Arzneipflanze 2017

Hafer, das unterschätzte Getreide

Der interdisziplinäre Studienkreis „Entwicklungsgeschichte der Arzneipflanzenkunde“ am Institut für Geschichte der Medizin an der Universität Würzburg ruft seit 1999 die Arzneipflanze des Jahres aus. Für 2017 ist die Wahl auf den Saat-Hafer gefallen – er löst den Kümmel ab.

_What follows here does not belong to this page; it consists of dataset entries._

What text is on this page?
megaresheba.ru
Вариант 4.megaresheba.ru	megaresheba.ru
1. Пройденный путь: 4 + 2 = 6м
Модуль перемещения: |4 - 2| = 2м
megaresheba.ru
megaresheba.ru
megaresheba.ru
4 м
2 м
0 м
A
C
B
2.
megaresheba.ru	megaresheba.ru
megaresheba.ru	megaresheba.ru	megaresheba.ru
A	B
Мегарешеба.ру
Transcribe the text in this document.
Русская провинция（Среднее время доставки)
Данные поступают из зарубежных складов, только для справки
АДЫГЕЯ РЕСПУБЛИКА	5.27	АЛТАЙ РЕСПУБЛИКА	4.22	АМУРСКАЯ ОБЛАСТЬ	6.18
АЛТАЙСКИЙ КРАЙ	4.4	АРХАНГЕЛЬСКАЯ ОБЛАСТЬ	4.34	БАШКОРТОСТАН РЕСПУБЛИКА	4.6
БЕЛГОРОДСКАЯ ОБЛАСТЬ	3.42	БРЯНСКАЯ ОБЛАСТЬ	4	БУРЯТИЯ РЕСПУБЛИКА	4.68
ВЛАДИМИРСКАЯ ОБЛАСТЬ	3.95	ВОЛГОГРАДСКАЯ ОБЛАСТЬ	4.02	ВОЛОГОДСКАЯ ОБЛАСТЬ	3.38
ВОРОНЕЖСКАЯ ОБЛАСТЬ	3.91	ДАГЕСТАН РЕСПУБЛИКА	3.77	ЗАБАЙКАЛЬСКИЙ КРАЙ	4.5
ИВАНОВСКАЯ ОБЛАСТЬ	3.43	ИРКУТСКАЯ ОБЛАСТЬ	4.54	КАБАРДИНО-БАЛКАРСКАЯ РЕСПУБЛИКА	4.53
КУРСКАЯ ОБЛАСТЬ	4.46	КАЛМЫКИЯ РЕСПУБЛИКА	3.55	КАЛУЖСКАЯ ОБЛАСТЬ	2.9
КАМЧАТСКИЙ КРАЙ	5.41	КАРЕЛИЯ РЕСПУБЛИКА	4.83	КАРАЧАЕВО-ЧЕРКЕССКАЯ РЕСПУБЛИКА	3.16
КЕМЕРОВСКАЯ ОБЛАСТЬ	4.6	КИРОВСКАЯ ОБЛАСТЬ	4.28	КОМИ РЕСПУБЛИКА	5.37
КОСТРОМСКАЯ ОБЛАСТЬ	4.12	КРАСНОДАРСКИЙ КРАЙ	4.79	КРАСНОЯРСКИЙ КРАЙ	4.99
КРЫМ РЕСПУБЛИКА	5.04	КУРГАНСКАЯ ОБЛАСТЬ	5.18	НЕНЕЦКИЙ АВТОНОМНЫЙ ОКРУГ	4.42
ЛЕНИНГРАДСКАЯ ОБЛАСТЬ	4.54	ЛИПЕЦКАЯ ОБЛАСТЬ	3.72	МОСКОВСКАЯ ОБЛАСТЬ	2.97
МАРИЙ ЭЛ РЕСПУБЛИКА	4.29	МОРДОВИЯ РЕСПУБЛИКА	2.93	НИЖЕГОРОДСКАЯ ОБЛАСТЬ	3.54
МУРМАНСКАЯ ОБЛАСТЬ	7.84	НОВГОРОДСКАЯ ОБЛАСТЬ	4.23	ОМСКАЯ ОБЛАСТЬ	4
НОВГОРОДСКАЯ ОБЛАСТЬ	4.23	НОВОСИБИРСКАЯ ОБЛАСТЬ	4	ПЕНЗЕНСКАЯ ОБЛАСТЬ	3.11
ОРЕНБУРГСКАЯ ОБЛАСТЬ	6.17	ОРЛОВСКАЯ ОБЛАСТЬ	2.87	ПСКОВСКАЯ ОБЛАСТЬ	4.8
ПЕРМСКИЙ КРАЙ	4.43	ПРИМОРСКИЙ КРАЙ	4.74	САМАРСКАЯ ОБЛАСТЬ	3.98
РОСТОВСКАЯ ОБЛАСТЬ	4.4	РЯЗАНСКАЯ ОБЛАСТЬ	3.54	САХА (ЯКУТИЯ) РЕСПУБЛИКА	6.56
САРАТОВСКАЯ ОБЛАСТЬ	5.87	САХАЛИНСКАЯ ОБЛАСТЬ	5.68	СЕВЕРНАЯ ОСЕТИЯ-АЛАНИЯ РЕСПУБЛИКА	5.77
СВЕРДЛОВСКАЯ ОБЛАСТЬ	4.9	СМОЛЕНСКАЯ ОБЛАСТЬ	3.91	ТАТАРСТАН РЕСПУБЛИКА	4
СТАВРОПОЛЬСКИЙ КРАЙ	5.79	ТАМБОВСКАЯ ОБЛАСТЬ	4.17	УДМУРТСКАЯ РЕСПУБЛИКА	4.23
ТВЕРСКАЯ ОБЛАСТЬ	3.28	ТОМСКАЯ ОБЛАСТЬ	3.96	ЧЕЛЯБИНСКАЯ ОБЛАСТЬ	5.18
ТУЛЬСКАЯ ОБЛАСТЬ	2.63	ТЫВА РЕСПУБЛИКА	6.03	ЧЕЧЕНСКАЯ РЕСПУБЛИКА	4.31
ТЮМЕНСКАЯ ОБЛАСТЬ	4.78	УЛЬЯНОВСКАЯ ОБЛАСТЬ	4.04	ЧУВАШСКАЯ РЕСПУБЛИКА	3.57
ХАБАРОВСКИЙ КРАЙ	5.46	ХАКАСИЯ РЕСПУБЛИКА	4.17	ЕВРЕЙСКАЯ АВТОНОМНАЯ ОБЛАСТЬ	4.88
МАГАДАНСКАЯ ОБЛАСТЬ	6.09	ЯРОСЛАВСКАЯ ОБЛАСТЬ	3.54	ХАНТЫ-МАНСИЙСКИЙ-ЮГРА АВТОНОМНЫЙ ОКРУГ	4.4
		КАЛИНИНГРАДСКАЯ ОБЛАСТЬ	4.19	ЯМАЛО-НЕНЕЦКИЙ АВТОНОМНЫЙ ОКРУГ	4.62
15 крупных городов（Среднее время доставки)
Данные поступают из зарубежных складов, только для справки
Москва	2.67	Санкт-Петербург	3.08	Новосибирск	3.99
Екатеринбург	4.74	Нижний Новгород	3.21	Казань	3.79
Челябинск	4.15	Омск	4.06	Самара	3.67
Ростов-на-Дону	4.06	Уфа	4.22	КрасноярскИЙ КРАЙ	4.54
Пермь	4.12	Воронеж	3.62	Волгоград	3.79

Hafer ist ein Getreide und zählt zu den Süßgräsern. Er ist nicht so anspruchsvoll wie andere Getreidearten, sondern gedeiht auch auf kargen Böden und in Gegenden mit hohen Niederschlägen. Drei Pflanzenteile werden als Heilmittel genutzt: Stroh, Kraut und Korn des Hafers.

Das Stroh wird für Bäder genutzt, die bei Juckreiz und Hautverletzungen helfen sollen.

Das Kraut enthält Mineralien (Kalium, Calcium, Magnesium) sowie sogenannte Flavonoide und Saponine. Die beiden zählen zu den sekundären Pflanzenstoffen, wobei den Flavonoiden eine entzündungshemmende und den Saponinen eine immunstimulierende Wirkung zugesprochen wird. Extrakte des Haferkrautes kommen bei trockener Haut und atopischer Dermatitis zum Einsatz. So lassen sich Entzündungen, Rötungen und Schuppenbildung lindern. Auch zur Behandlung von Wunden und empfindlicher Haut kann das Haferkraut eingesetzt werden.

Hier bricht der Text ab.